Commands

Commands are reusable prompts — predefined messages that you write once and trigger repeatedly through cron jobs and webhooks. Instead of duplicating the same prompt across multiple triggers, you define it as a command and reference it wherever you need it.

Admin UI — Commands

Why commands exist

Imagine you have a daily report that needs to be generated every morning. The prompt is always the same: “Generate a summary of yesterday’s sales data, including total revenue, top products, and notable trends.” Without commands, you’d have to write this prompt into every cron job or webhook that triggers it. If you want to change the wording, you’d need to update it in multiple places.

With commands, you write the prompt once. Every cron job or webhook that uses it just references the command by ID. Change the prompt in one place, and all triggers use the updated version.

Creating a command

In the Admin UI, go to Commands and click New:

Admin UI — Edit Command dialog
FieldDescription
nameDisplay name — appears in cron and webhook selectors
descriptionOptional note about what this command does
promptThe text to send to the agent when the command is triggered
agentIdWhich agent (or flow) processes this command

The prompt is the message that gets sent to the agent as if a user had typed it.
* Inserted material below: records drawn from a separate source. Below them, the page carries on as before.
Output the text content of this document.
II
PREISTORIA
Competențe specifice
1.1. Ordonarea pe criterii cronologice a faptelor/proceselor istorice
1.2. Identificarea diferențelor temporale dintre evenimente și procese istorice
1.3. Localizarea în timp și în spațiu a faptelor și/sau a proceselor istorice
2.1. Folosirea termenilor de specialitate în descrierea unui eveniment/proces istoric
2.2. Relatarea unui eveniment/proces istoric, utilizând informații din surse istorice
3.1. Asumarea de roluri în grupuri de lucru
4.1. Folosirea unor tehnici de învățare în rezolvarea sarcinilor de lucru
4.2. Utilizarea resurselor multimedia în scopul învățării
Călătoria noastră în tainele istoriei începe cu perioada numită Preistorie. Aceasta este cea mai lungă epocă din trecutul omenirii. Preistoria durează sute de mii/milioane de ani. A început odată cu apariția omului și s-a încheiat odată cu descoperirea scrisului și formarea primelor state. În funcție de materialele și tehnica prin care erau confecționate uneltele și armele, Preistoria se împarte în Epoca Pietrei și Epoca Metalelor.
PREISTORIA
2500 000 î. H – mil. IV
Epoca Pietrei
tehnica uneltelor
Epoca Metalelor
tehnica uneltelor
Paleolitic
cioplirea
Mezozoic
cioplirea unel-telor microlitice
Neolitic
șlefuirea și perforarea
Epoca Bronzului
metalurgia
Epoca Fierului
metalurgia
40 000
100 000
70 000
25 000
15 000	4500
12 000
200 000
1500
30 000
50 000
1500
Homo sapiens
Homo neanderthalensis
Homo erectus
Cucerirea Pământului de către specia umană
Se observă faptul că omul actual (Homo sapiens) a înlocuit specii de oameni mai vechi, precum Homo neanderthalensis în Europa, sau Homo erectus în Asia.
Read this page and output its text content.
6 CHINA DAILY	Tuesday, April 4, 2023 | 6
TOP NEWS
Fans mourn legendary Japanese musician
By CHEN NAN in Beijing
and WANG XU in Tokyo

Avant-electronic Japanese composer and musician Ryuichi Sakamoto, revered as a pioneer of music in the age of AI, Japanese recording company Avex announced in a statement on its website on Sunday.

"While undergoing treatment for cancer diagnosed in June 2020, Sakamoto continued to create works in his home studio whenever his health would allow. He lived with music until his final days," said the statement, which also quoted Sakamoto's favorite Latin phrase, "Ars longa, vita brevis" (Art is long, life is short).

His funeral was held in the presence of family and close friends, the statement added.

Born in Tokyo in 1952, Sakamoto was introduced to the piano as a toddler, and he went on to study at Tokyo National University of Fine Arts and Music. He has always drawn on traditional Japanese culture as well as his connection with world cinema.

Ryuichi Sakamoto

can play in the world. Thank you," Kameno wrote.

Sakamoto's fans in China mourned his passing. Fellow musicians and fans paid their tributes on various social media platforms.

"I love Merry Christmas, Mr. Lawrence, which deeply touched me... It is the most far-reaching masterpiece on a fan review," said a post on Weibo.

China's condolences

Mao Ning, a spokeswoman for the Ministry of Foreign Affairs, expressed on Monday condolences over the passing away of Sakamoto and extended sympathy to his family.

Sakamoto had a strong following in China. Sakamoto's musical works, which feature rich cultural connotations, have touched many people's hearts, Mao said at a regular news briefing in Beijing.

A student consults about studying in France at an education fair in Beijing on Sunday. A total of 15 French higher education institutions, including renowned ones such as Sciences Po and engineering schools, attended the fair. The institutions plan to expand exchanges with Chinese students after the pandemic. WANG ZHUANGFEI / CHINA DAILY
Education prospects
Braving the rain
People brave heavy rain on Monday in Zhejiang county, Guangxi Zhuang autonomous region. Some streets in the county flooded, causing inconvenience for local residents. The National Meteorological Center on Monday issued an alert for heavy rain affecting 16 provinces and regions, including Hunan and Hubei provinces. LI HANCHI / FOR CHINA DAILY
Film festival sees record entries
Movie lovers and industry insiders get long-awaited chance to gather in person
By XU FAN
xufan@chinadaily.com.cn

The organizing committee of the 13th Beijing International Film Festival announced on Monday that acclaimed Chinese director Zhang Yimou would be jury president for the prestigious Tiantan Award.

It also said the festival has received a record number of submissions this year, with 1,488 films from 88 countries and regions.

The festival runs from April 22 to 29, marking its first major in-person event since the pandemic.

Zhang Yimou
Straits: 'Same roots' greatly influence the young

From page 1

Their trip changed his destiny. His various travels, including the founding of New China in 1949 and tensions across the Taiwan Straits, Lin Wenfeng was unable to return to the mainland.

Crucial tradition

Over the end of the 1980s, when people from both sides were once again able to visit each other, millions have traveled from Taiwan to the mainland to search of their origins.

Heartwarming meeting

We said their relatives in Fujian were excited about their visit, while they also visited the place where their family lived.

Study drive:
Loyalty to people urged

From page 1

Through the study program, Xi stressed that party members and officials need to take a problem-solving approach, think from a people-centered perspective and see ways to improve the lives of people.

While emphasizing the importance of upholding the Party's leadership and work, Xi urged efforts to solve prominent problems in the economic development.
The agent receives this prompt, processes it using its LLM, system prompt, memory, and tools, then produces a response.

The agent field determines who handles the command. This can be a single agent or a flow. If it’s a flow, the prompt enters the pipeline and is processed by all agents in the flow.

Example commands

NameAgentPrompt
Daily Sales ReportAnalytics Agent“Generate a summary of yesterday’s sales. Include total revenue, top 5 products, and any anomalies.”
Security CheckSecurity Agent“Check for any failed login attempts, unusual network activity, or expired certificates in the last 24 hours.”
News DigestResearch Pipeline (flow)“Research and summarize the top 5 technology news stories from today.”
Health CheckDevOps Agent“Check the status of all monitored services and report any that are down or degraded.”

Using commands

Commands are used by two client types:

In cron jobs

A cron client runs a command on a schedule. You select the command and set the cron expression — the command fires automatically at the specified times. See Cron for details.

In webhooks (command mode)

A webhook client in command mode runs a predefined command when its endpoint is hit. The HTTP request body is ignored — the prompt always comes from the command. See Webhooks for details.

Commands are optional — you don’t need them if you only use the Voice UI, Telegram, or webhooks in passthrough mode. They become useful when you want to automate tasks that always use the same prompt.